Two self-driving buses will carry people during a one-month trial on the public roads in Helsinki, Finland. The buses will drive in traffic for the first time in Helsinki’s southern district Hernesaari and will have to face unpredictable scenarios, due to commuters and other road users.
Harri Santamala, test project leader and Metropolia University of Applied Sciences Project Manager, said: “There’s no more than a handful of these kind of street traffic trials taking place.”
Previous tests have been run in the Helsinki’s suburban town of Vantaa on closed roads during a housing fair.

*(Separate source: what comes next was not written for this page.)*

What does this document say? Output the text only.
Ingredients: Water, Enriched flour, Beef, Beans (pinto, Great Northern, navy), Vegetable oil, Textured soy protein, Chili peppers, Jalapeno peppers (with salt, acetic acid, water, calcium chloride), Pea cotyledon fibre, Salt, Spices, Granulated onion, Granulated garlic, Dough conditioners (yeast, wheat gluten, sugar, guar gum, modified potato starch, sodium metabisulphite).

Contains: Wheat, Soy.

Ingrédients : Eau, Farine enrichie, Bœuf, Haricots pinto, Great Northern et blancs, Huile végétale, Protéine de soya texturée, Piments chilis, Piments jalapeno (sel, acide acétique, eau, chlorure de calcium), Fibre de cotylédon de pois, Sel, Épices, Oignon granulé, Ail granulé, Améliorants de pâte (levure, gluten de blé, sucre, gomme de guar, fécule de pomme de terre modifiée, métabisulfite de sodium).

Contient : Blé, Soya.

Unlike most other countries, Finnish law allows vehicles not to have a driver on public roads, making the development of automated technology easier.
The plan is not to replace all human-driven buses by self-driving ones, but to extend the Finnish public transport system.
The electric mini-buses – called Easymile EZ-10 – can carry 12 people, and can go at a speed of 40km/h maximum but will go at an average speed of 10km/h for the trial.
In 2014, The Finnish capital started implementing a 10-year plan to make car ownership pointless through point-to-point “mobility on demand” systems. According to the city council, the system has faced problems, and the smart municipal bus service, Kutsuplus, had to be shut down after a year because of the low volume of passengers and resulting costs.
The small self-driving buses could fill that niche where human-operated transport has proved inefficient with municipal funds.
There will also be similar trials in the UK, with automated lorries on the M6, as well as small public transport pods, and driverless Volvo SUVs in London.